Schwierige Erntebedingungen 2010 = Mühsamer Start für den Raps
Die Aussaatbedingungen im vergangenen Herbst waren in vielen Regionen Deutschlands aufgrund der späten und nassen Getreideernte schwierig. Die kühl-feuchte Witterung im Herbst ließ vielerorts die angestrebte Entwicklung von immer 8 - 10 Blättern und 8 - 10 mm Wurzelhalsdurchmesser nicht zu. Im späten Herbst zeigten sich dann die Rapsbestände im Süden besser entwickelt als im Norden und Osten, wo viele sehr schwache Bestände mit deutlich weniger als 8 - 10 Blätter zu finden waren.
Regeneration durch gezielte N-Düngung fördern
Bei der Düngung im Frühjahr 2011 gilt es, die schwach entwickelten Bestände durch eine zeitige N-Düngung zu fördern, um durch die Blattneubildung Assimilationsfläche zu schaffen und die Seitentriebbildung zu fördern. Praxisübliche Gesamt-N-Düngermengen liegen je nach Standort und Ertragspotenzial bei ca. 170 - 200 kg N/ha, die an die Bestandesentwicklung anzupassen sind. Bei schwacher Herbstentwicklung und zusätzlichen Blattverlusten über Winter sollte die 1. N-Gabe betont werden (Aufteilung 60/40). Bei Beständen, die die Zielentwicklung von 8 - 10 Blättern zu Vegetationsende im Herbst erreicht haben und mit wenig Blattverlusten aus dem Winter gekommen sind, bietet sich eine Aufteilung von 50/50 an. Bei üppigen Beständen im Herbst ohne oder mit wenigen Blattverlusten über Winter kann die 1. Gabe allerdings reduziert werden und die Betonung auf der 2. Gabe liegen (Aufteilung 40/60). Dies wird im Frühjahr 2011 aber eher die Ausnahme bleiben.
Für hohe Rapsbestände ist eine ausreichende Menge an Schwefel nötig. Für die Bemessung der S-Düngung gilt die Faustregel 1 kg S/ha je dt/ha Ertragserwartung.
Weiterhin hat Winterraps einen hohen Bor-Bedarf, der durch eine Gabe im Herbst und im zeitigen Frühjahr von jeweils 0,3 kg/ha gedeckt werden sollte.
Bestandesaufbau durch gezielten Wachstumsreglereinsatz fördern
Auch die Pflanzenschutzmaßnahmen müssen an die Bestandesentwicklung angepasst werden. Der Einsatz wachstumsregulierender Azole im Frühjahr dient neben der Bekämpfung der verschiedenen Pilzerkrankheiten vor allem der Steuerung des Bestandesaufbaus ( siehe Abbildung).

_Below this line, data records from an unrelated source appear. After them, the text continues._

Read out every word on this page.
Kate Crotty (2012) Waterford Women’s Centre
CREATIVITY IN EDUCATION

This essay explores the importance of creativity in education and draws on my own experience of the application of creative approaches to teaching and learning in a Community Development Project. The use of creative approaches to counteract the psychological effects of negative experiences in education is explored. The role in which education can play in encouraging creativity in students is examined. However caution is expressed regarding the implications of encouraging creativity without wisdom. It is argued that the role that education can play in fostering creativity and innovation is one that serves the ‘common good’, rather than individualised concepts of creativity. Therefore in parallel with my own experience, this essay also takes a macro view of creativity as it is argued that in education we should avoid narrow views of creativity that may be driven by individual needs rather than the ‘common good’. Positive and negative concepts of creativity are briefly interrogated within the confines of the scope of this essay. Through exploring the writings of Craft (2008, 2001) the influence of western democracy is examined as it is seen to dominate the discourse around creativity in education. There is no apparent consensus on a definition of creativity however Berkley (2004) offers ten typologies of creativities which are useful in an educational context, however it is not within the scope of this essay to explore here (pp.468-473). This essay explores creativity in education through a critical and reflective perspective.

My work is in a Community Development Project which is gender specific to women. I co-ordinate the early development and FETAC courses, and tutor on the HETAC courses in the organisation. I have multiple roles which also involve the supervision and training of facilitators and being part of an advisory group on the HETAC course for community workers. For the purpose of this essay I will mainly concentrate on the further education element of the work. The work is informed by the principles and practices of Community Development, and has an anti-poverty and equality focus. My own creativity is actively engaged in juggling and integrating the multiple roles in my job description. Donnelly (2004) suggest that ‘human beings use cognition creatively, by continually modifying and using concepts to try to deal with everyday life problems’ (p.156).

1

Grundsätzlich kann der Einsatz wachstumsregulierender Triazole als Einmalbehandlung oder als Splitting erfolgen. Ein Splitting hätte den Vorteil, dass gerade bei schwachen Beständen nach Winter mit einer ersten geringen Aufwandmenge (0,4 - 0,6 l/ha z.B. Folicur bei ca. 20 cm) die Regeneration nicht zu stark gebremst und die Seitentriebbilung gefährdet würde. Die zweite Behandlung sollte dann mit einer geringfügig höheren Aufwandmenge (0,5 - 0,75 l/ha z.B. Folicur bei ca. 35 cm) durchgeführt werden. Die besten wachstumsregulierenden Wirkungen erreicht man bei wüchsigem Wetter.
Achten Sie auf Schädlinge
Neben den pilzlichen Krankheitserregern bedarf es auch einer sorgfältigen Kontrolle der Schädlinge im Rapsanbau. Hierzu haben sich in der Praxis Gelbschalen mit Gittern bewährt. Ab einer Bodentemperatur von 5 - 7° C und einer entsprechenden Lufttemperatur von 10 - 12° C setzt der Zuflug des Großen Rapsstängelrüsslers ein. Der später auftretende Kohltriebrüssler beginnt nach seiner Reifungsfraß mit der Eiablage in Blattstiele und Stängel. Kohlschotenrüssler treten vermehrt in der Hauptblüte auf. Nach dem Reifungsfraß werden die Eier in die jungen Schoten abgelegt. Diese Schädlinge können von Pyrethroiden (z.B. 0,075 l/ha Karate Zeon®) sicher erfasst werden. Beim Auftreten von resistenten Rapsglanzkäferpopulationen sind im Zuge eines Resistenzmanagements unbedingt die Warnhinweise des amtlichen Dienstes zu beachten.